GOP candidate for president, Mitt Romney, has refused to repudiate Donald Trump, though the reputed billionaire continues to promote “birther” fantasies, the idea that President Obama was not born in the United States.
Romney’s apparent rationale for continuing to associate with Trump is “I need to get 50.1 percent or more and I’m appreciative to have the help of a lot of good people.”
What’s “good” about continuing to blow a racial dog-whistle in a presidential campaign? It is no secret that “birtherism” is racial code for “he’s not one of us.” More disturbing than Romney’s failure to disassociate himself with Trump and the birther fantasies, however, is labeling someone “good” who holds them. “Birtherism” itself is a troubling ethical failure that reveals how deeply divided Americans are on race despite their religious views that each person is created by God.
Despite decades of seeming progress on transcending racial divides, this racial gulf remains. Presidential campaigns expose this not only as candidates are selected and what those candidates say, but also through their “surrogates.” Trump’s function in the Romney campaign seems to be precisely to play the race card through birtherism. It speaks volumes to those whose ultimate choice in a Presidential candidate will be determined by the race of that candidate. Why aren’t we past this kind of division?
“Men in Black 3” premiered this weekend, knocking the comic book romp, “The Avengers,” out of its number one spot. Men in Black is a series of very popular films starring Will Smith and “Tommy Lee Jones” as two agents of a secret organization that polices aliens. One of the continuing sources of edgy humor in this series of movies is Smith (Agent J) being African American, a “man in black”; in the current film, Agent J has to travel back in time to 1969 to save a young Tommy Lee Jones (played by Josh Brolin), aka Agent K. The Will Smith character is told, as he prepares to jump through time to 1969, to be careful because that era was not that good for “for your people.” Smith’s face portrays the irony of it all: How good is 2012 for African Americans? This “man in black” is subject to prejudice in either decade. It is a brilliant, and poignant moment.
Why can we not make more progress on race? In 1969, as a college religion major supporting the Civil Rights movement, I never believed the racial divide in this country would survive this long. It is incredibly frustrating that racism is not only surviving, but even thriving, morphing into other forms to send racial signals. As a pastor, as a teacher and as a citizen, I experience this failure as enormously frustrating.
Mainstream Republicans are also frustrated that the birther fantasies will not go away.
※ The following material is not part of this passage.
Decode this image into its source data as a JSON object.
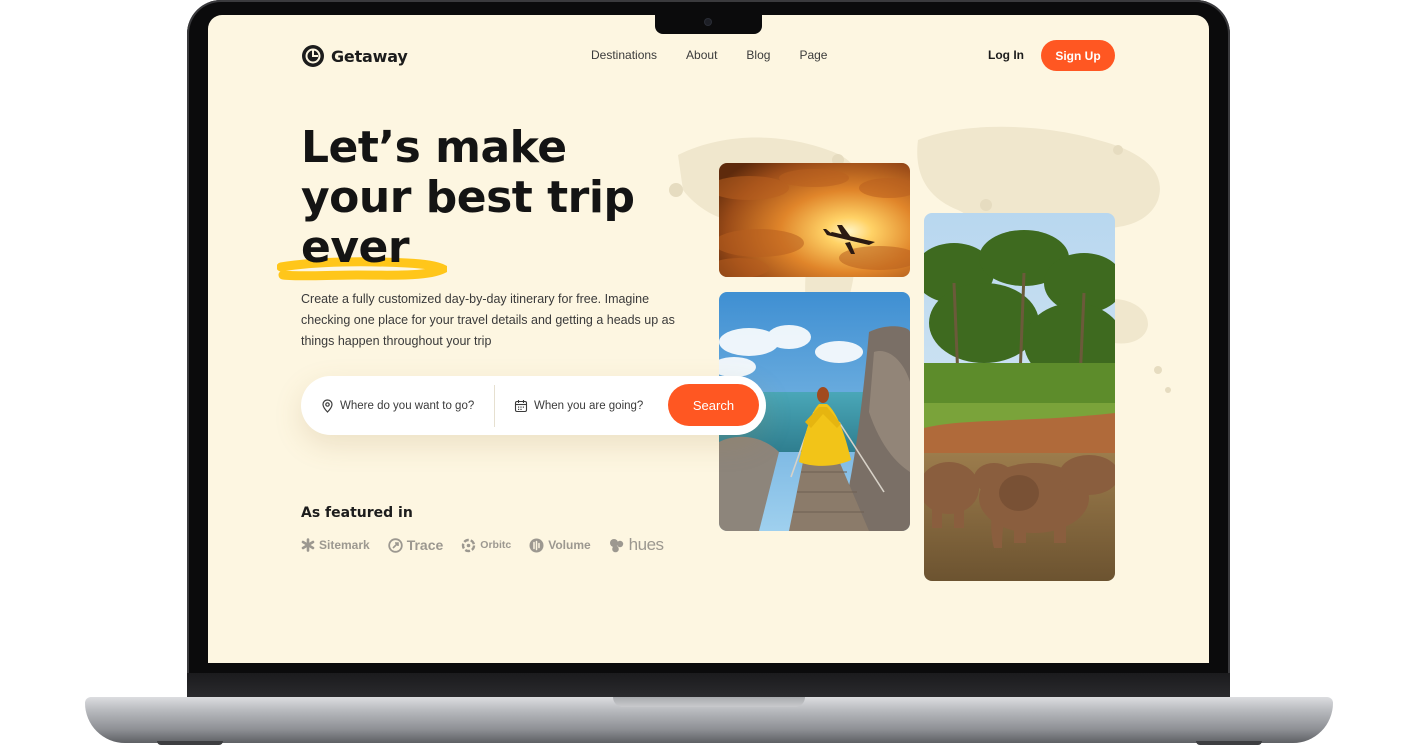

Trump’s birther views being associated with the Romney campaign frustrates George Will, for example. Will expressed this in erudite fashion this weekend, wondering what could be the cost/benefit analysis for Mitt Romney in the Trump association. What is the advantage to Romney, wondered Will, in the Trump association? On Sunday, Will called Trump a “bloviating ignoramous.”
But my own frustrations transcend those of George Will. Trump himself is not the cause of the racial divides that birtherism reflects today. His trumpeting these views, and Romney’s refusal to repudiate him for expressing these views, are a symptom of a failure of our faith traditions. We are a nation that expresses overwhelming faith in God, by some counts over 90 percent. How can we continue to ignore the religious teachings that we are to treat each other equally because we are all created by God, as Judaism, Christianity and Islam all teach?
“Birtherism,” and the racial signals it sends that the president is ”not one of us,” must be repudiated from a faith perspective. It does not speak well of the values of the Romney campaign that it continues to associate itself with these views through Donald Trump.